Dr. Weil’s position runs contrary to several irrefutable observations that you can make for yourself. Starches have fueled the engines of human civilizations for at least the past 14,000 years. Carbohydrates (starches), such as rice in Asia, corn in Central America, potatoes in South America, and barley and wheat in Europe, have provided the bulk of the calories for almost all human diets. Only a few small primitive populations, living at the extremes of the environment, such as the Inuit (Eskimos), have been fueled by saturated fats. Just as undeniable, worldwide today, populations of people who consume the greatest amounts of carbohydrate are the trimmest and fittest, and also have the lowest incidence of heart disease and diabetes. This truth is confirmed by observing the change that occurs when people from Japan, for example, migrate to the United States or Europe. As they eat less rice (carbohydrate) and more saturated fat (meat and dairy products) they become fatter and sicker.
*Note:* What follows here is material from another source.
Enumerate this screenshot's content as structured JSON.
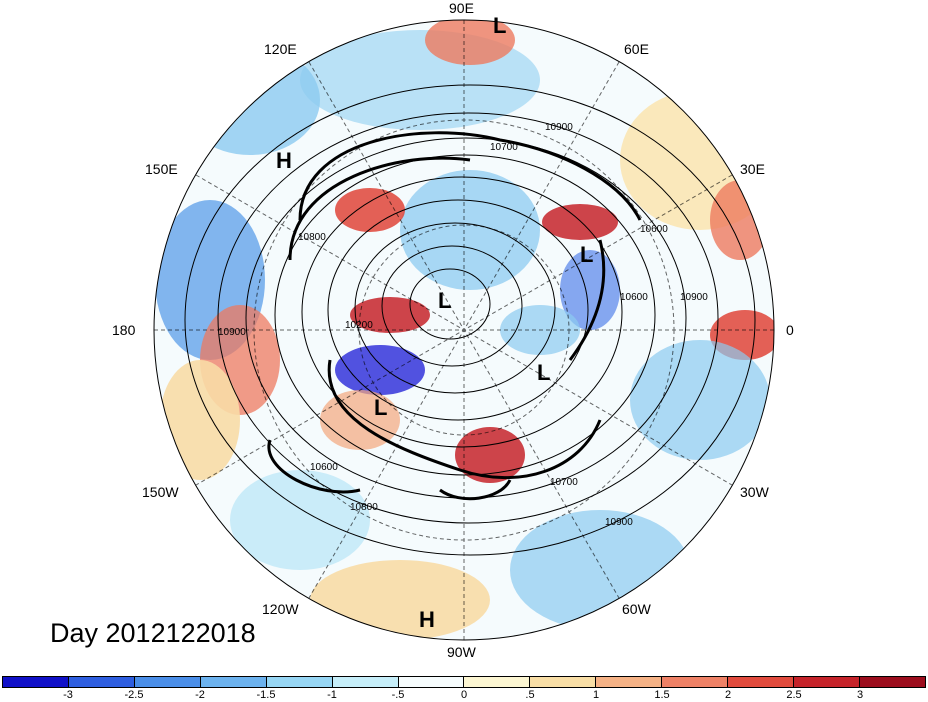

Pointing the guilty finger away from fat and towards carbohydrates is self-serving for those diet-experts who themselves refuse to give up their high-fat diet. Food industries buy scientific research published in respectable journals because it is one of their most effective marketing tools. The end result of this mixing up of the truth could be that billions of people will be deprived of a real opportunity to live long, disease-free lives.